How would you debug this system manually? Without any tool, you’d probably start rerunning user inputs or creating your own and using them in dev, trying to replicate the issue, tweaking prompts or the context provided, reading outputs, and checking for a better result without even knowing if it was a one-off bug or a real failure. This is time consuming and doesn’t scale.

That is why it is important to have support tools that speed up the work. To be able to easily look for all uses of the poetic tone, review the input and output of each of the steps in the chain, compare their results with other real inputs, and generate new datasets if necessary with those inputs to add coverage to this new scenario.

To fix the bug, I looked for similar use cases in the traces, chose some inputs that I thought could be beneficial for the fix, and ran them against different evals a couple of times to get an average result, focusing on the similarity score. Initially, the result was 0.42, but after refining the context and adjusting the prompt, I managed to improve it to 0.91. During the process, I also noticed that these extremely verbose responses also inflated token consumption. And by adjusting the output, not only was a more accurate translation achieved, but consumption was also reduced by 15% for the use of poetic tone. This optimization translated directly into lower latency and cost. As an extra bonus, we added the real user examples used to the regression dataset, improving both robustness and test coverage of our system.

Fixing the bug is only one part of the problem. The next challenge is making sure not to introduce new failures. How can you be confident that your fix doesn’t break something else in the system?

This is where LangSmith’s eval system and a good test harness come in.
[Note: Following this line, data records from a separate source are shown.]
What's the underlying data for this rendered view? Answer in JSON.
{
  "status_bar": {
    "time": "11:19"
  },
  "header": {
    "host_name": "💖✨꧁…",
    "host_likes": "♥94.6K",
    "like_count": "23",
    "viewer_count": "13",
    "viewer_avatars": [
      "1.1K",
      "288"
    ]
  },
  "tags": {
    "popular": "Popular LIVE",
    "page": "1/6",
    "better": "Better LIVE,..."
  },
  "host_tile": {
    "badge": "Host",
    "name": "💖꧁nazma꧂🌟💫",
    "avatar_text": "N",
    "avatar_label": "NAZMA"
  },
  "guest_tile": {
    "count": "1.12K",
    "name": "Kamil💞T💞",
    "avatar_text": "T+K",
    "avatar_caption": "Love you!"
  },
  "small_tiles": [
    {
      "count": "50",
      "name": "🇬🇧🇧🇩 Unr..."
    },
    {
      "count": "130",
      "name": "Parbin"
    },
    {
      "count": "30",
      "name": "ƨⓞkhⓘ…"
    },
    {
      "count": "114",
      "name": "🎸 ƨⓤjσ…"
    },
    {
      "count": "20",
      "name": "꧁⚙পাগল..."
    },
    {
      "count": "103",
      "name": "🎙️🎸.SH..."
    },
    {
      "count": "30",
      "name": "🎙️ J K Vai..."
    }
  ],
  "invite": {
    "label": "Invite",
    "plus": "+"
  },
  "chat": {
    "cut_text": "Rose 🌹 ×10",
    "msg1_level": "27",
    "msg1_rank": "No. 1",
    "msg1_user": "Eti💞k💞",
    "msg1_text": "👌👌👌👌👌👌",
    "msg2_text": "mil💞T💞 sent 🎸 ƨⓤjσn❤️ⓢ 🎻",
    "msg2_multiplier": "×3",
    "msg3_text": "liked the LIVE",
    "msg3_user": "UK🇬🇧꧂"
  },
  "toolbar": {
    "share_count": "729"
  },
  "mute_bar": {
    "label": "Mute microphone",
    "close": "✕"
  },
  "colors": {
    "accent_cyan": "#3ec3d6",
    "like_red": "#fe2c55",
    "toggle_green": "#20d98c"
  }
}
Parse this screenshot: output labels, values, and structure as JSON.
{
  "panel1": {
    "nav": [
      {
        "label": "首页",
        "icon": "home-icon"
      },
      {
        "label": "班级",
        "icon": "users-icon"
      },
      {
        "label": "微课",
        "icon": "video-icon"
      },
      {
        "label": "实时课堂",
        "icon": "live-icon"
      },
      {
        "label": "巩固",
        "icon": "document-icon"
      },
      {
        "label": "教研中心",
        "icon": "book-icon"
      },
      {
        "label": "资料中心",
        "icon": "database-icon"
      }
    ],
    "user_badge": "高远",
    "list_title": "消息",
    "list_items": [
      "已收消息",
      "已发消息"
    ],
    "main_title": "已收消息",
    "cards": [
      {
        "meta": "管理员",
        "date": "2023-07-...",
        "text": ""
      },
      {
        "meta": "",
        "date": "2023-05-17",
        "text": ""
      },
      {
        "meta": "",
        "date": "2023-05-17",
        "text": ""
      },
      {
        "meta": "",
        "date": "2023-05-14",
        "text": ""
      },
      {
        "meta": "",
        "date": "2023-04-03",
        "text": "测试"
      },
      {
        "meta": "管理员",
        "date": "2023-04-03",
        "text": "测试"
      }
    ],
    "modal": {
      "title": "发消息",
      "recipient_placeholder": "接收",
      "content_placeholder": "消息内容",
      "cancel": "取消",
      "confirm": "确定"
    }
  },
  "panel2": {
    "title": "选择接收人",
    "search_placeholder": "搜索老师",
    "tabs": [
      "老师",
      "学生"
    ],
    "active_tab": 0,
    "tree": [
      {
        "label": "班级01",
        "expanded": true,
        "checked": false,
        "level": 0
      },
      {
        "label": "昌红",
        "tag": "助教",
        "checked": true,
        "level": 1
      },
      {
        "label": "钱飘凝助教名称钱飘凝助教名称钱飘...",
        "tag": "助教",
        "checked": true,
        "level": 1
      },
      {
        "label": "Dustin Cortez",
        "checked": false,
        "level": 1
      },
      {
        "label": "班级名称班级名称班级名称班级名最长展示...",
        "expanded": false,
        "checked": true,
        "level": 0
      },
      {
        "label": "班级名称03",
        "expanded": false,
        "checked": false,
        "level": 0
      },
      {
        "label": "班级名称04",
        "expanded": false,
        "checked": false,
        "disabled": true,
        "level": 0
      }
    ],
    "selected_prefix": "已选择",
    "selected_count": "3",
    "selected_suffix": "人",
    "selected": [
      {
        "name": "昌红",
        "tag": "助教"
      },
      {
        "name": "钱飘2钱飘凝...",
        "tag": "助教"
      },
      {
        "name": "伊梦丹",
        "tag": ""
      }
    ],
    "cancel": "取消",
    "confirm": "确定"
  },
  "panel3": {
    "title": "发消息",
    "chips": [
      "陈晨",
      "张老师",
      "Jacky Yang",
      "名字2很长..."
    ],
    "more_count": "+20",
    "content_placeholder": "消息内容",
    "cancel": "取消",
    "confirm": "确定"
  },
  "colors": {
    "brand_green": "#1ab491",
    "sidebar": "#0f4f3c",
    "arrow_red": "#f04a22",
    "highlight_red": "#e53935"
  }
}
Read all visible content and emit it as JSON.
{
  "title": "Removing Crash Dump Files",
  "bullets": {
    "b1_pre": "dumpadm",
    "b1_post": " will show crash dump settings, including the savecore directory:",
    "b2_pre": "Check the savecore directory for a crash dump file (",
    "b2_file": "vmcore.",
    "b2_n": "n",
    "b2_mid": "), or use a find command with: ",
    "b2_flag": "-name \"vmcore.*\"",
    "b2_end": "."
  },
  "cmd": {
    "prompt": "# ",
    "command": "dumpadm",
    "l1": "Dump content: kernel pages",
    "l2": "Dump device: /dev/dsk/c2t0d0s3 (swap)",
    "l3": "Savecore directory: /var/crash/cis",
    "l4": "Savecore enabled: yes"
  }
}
Let’s say you craft a new version of the tone prompt that solves poetic responses. To be sure this doesn’t affect our preexisting features, LangSmith provides a dashboard to review the output differences, compare the results with your defined metrics, and measure regression or improvement in a controlled way. Using it, I ensure that modifications keep the model within acceptable parameters for the system.

This platform is not only useful for debugging or troubleshooting. At Focused, LangSmith has become a core tool in our development workflow. We use it daily for feature development and debugging. We run our tests against each change, integrating it into the CI/CD pipelines to get regression coverage quickly, without relying on manual executions and detect failures before deployments. 


Conclusion

Prompting isn’t just about getting the “best” answer. It’s about getting a good enough answer at the right cost, right speed, and with predictable behavior. As your system grows in complexity, it becomes harder to maintain that balance manually.

While using tools in the very first stages of your projects is not mandatory, as it starts to scale, it is helpful to have a centralized point of control to measure the performance of the system. That is why I consider LangSmith not only streamlines the process but also improves the results.